Pierre Creton's Va, Toto! is a delightful experiment in essayistic storytelling in which a baby boar, Toto, is rescued and brought up by Madeleine, an elegant old lady living in rural Normandy... Although the story at first seems like a fairy tale, in fact it is all true, as Madeleine really is Creton's neighbour and the narrated events were filmed as they were actually happening. This subtle blending of everyday reality and a certain film magic make Va, Toto! one of the most original and enchanting movies of recent times.

Creton is himself a rare artistic beast, insofar as he works as an agricultural labourer alongside his film practice, and he considers himself an amateur or 'Sunday painter' whose films must adapt themselves to the rhythms of his working life, and beyond that to the rhythms of nature. In the case of Va, Toto!, for many years Pierre had wanted to film his neighbour Madeleine, who had always refused his artistic advances, until the day that Toto, an orphan whose real mother had been killed by hunters, turned up in the old lady's life at which point she invited Pierre into her world to film the story of the young boar.

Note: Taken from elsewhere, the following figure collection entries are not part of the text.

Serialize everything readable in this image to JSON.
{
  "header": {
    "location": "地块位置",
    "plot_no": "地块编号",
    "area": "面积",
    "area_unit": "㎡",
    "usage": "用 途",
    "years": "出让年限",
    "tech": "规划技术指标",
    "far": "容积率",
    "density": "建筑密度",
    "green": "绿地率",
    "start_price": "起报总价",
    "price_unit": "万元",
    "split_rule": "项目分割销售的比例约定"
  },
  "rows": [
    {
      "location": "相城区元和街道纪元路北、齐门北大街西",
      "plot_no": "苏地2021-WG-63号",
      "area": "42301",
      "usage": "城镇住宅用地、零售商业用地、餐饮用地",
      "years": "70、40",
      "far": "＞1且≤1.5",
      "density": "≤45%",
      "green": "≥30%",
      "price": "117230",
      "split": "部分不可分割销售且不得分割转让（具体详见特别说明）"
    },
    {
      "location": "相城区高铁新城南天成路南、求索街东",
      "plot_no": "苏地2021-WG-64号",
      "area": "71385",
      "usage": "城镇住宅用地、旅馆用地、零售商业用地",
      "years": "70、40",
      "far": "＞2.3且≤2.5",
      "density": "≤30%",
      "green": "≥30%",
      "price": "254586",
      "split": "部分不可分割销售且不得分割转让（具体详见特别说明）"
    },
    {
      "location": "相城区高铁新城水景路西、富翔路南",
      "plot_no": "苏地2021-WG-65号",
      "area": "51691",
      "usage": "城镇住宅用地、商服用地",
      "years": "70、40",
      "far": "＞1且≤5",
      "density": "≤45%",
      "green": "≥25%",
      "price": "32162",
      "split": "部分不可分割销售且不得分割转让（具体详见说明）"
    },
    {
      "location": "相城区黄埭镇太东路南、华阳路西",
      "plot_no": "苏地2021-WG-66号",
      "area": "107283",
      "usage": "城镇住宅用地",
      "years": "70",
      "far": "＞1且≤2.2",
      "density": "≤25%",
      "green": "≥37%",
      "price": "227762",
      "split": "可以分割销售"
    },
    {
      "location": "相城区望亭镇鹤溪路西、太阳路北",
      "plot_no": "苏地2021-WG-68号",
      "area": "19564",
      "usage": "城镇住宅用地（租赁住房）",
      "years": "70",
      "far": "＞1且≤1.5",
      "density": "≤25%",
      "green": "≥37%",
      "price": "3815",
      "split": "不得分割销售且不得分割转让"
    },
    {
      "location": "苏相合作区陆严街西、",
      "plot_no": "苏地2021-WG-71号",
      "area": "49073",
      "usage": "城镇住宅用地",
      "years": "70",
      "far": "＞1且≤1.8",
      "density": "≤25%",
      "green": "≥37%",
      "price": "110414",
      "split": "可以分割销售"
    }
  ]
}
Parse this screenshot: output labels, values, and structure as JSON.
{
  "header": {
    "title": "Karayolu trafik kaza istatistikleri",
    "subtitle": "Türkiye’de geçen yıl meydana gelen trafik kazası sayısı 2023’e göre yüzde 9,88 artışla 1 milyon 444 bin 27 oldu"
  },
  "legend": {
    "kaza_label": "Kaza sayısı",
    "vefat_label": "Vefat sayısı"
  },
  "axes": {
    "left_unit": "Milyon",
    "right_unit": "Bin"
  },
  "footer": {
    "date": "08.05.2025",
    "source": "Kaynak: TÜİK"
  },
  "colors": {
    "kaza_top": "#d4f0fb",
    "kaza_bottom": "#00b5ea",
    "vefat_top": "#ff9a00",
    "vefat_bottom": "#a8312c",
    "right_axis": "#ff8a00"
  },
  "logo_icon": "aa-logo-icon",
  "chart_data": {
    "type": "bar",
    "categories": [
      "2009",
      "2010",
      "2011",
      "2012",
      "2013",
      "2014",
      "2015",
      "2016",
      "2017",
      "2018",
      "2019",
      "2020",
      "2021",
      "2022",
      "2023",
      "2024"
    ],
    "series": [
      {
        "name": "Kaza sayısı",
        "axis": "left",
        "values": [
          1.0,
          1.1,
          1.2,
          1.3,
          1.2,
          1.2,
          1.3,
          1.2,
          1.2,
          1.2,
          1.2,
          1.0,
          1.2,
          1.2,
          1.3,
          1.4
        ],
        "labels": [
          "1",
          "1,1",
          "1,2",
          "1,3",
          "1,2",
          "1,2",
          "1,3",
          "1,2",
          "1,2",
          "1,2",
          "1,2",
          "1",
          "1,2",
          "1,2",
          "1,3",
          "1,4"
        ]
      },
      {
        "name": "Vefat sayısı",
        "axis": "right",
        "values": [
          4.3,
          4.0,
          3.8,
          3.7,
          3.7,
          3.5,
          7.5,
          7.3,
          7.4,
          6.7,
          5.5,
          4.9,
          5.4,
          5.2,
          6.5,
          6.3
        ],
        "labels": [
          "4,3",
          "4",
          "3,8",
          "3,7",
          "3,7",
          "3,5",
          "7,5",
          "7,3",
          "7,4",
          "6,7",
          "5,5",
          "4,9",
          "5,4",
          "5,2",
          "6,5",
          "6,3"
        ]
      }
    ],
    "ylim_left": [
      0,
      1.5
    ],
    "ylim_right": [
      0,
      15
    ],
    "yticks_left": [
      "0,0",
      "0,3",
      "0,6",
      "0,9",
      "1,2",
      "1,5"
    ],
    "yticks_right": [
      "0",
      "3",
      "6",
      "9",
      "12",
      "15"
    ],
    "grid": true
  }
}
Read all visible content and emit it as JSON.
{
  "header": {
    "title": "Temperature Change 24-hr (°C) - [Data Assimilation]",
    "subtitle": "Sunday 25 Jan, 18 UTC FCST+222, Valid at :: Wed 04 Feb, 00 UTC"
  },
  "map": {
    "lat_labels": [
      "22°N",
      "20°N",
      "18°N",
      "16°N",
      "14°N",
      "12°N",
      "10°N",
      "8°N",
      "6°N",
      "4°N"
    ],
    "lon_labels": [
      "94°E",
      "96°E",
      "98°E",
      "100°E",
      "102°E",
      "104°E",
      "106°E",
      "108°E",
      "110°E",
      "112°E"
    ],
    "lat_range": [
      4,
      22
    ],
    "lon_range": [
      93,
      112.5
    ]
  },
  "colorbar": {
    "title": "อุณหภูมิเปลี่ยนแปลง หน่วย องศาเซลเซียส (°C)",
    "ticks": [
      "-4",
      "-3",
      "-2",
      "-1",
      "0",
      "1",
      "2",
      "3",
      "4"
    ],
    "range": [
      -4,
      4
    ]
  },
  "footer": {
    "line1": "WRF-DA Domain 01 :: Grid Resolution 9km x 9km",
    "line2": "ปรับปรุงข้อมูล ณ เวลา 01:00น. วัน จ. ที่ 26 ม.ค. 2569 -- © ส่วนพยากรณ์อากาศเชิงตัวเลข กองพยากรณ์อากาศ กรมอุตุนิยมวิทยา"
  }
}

The material shot daily by Creton over a period of eight months forms the narrative core of the essay film that he was to elaborate into Va, Toto! In addition to the relationship between Madeleine and Toto, the film tells two further parallel stories: a trip to India undertaken by Pierre's partner, Vincent Barré, to study the sacred monkeys of Shimla; and closer to home, the troubled dreams of Joseph, a neighbour with respiratory problems, who is obliged to use a mechanical ventilator day and night...

The intertwining of these three true stories, and the formal elegance of the film as a whole, with its painterly composition, beautiful light, and split-screen effects, together produce an absolutely original, one-off filmic creation a kind of natural mystery film, which certainly features the greatest performance by a wild boar in the history of cinema!